Nachbesserungsbedarf
„Das Vorhaben den Mindestunterhalt anzuheben, sehen wir mit Skepsis. Wer eine Absicherung wie in der Ehe haben will, der muss eben heiraten. Es muss gar nicht gleich die Ehe sein, vielmehr lässt sich das mit dem Partner rechtzeitig in einem Vertrag regeln“, sagt Ulbrich. Ansonsten werde der Status der Ehe immer weiter "ausgehöhlt".
Grundsätzlich fordert ISUV von der Reform „mehr Impulse für eigenverantwortliche Vereinbarungen“. Dies sei möglich, wie sich beim Coaching durch ISUV immer wieder herausstellt.

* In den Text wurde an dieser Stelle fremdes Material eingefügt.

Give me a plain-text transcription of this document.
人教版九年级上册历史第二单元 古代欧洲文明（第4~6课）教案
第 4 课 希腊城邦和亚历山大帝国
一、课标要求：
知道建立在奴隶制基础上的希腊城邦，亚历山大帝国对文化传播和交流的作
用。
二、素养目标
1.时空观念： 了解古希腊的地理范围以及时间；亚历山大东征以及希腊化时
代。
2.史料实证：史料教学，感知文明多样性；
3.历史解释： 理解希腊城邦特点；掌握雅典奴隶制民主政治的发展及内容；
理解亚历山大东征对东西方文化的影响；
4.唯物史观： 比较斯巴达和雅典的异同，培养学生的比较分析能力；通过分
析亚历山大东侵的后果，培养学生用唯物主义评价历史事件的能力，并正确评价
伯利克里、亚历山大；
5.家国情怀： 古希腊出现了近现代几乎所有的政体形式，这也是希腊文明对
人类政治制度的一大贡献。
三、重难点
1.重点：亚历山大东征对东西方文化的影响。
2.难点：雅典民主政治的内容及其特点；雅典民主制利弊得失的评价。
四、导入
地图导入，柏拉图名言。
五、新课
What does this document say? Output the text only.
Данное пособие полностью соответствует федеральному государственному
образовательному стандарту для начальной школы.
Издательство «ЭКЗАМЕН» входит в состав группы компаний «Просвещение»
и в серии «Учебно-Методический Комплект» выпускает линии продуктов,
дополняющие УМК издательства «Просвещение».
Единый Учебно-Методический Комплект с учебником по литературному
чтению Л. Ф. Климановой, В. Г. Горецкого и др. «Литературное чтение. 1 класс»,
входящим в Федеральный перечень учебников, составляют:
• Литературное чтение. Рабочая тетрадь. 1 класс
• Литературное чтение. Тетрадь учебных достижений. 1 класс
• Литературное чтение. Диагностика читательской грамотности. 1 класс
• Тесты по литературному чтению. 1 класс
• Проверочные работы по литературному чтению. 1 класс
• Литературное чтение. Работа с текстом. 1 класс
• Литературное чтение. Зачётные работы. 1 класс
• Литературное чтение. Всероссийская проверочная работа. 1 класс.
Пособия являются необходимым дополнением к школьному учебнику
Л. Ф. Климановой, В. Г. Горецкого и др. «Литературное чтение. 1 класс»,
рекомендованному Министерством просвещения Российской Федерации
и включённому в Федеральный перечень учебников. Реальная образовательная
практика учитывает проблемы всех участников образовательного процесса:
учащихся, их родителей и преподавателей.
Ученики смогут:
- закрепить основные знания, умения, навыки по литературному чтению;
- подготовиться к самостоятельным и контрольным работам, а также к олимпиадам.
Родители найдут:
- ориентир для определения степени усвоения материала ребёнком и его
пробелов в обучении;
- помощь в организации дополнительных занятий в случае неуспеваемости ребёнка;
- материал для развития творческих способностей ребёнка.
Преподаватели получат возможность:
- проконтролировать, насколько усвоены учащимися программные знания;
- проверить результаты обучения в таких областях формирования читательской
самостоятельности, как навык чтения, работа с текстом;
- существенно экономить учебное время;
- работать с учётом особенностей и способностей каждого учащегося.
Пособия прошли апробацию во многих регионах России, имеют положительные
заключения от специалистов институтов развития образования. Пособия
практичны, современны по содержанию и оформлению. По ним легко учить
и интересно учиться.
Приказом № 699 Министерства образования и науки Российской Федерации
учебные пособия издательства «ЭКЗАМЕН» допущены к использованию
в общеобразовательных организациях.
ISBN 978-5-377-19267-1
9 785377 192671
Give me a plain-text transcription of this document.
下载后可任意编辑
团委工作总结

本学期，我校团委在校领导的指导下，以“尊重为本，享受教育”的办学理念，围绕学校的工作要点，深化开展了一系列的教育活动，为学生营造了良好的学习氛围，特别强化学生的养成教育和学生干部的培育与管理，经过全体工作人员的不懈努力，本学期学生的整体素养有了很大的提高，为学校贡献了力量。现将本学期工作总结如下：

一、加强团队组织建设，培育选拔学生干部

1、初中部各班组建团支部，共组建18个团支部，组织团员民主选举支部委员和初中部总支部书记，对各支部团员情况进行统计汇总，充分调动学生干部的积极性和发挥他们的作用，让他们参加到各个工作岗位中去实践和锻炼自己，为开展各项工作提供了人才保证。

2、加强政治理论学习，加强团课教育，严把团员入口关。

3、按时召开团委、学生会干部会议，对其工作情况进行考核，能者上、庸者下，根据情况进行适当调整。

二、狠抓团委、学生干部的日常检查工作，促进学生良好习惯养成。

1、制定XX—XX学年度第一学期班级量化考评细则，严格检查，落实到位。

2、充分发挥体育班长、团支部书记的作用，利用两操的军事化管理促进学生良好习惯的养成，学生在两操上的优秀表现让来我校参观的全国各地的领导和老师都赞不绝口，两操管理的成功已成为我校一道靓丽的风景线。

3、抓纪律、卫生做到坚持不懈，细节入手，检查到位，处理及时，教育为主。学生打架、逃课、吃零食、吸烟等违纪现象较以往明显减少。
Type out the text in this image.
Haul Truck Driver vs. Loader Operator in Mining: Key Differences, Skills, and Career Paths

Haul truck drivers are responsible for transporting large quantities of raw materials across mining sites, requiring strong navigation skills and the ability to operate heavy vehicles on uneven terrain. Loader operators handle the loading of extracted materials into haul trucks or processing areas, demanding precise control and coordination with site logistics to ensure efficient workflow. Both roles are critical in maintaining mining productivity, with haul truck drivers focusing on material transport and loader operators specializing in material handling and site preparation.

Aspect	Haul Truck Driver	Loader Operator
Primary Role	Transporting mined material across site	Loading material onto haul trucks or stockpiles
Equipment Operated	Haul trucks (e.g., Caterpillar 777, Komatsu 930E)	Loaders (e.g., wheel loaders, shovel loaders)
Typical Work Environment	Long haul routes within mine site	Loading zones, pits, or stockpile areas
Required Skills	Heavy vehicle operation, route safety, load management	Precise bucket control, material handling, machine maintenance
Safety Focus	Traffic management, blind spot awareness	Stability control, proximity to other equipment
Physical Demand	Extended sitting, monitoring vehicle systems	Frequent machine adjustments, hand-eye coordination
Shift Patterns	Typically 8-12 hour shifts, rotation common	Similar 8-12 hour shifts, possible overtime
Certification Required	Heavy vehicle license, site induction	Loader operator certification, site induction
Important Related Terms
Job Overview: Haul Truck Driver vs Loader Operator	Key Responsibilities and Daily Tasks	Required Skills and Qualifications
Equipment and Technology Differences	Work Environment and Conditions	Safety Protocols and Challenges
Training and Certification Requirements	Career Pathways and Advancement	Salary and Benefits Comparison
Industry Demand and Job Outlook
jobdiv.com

Ein wichtiger Punkt zur Bestimmung von Unterhaltsansprüchen ist, dass die beiden Partner eben nicht verheiratet waren. Wurde vor der Geburt des Kindes Unterhalt gezahlt, so geschah dies freiwillig und kann daher – anders als bei Verheirateten – nicht als Grundlage für einen Unterhalt nach der Geburt des gemeinsamen Kindes als Vergleichsmaßstab herangezogen werden. Eine Angleichung an das Scheidungsrecht stößt hier an Grenzen. Besonders wichtig ist dies, wenn die Partner vor der Geburt des Kindes nie zusammen gelebt haben.
Ein weiterer Punkt ist, wie soll künftig mit überobligatorischem Einkommen umgegangen werden. Es handelt sich um Einkommen, das der betreuende Elternteil erzielt, obwohl er nicht erwerbstätig sein muss. Aktuell gibt es dazu keine Regelung. Die Gerichte handhaben dies unterschiedlich. Manche Gerichte rechnen ein Drittel, manche die Hälfte an. „Eine gesetzliche Regelung schafft Transparenz und ist deshalb zu begrüßen.“ (Ulbrich)
Wichtig wäre auch eine klare Stichtagsregelung, die es im Scheidungsrecht gibt. Gemeint ist ein Datum, ab dem Gehaltssteigerungen nicht mehr automatisch dem unterhaltsrelevanten Einkommen zugerechnet werden. Der Stichtag könnte der Tag der Trennung sein oder möglicherweise auch die Änderung der Wohnadresse. Ohne Stichtagsregelung werden nicht verheiratete betreuende Elternteile - meist Mütter - gegenüber verheirateten betreuenden Elternteilen - meist Müttern - unangemessen bevorzugt. Das ist konsequent und im Sinne der Eckpunkte: „Die Regeln zum Betreuungsunterhalt sollen vereinheitlicht werden.“
Konkretisiert werden muss auch die Forderung: „Ist die Lebenslage des nichtverheirateten Elternteils vergleichbar mit der eines geschiedenen Elternteils, so sollen für die Höhe des Unterhaltsanspruchs in beiden Fällen die gleichen Maßstäbe gelten.“ Wann aber sind Lebensverhältnisse vergleichbar? Wenn die Partner nie zusammengelebt haben, sicher nicht. Wenn sie mindestens zwei Jahre zusammengelebt und vor allem gemeinsam gewirtschaftet haben, dann schon eher. Auch in Bezug darauf schafft eine gesetzliche Regelung Transparenz.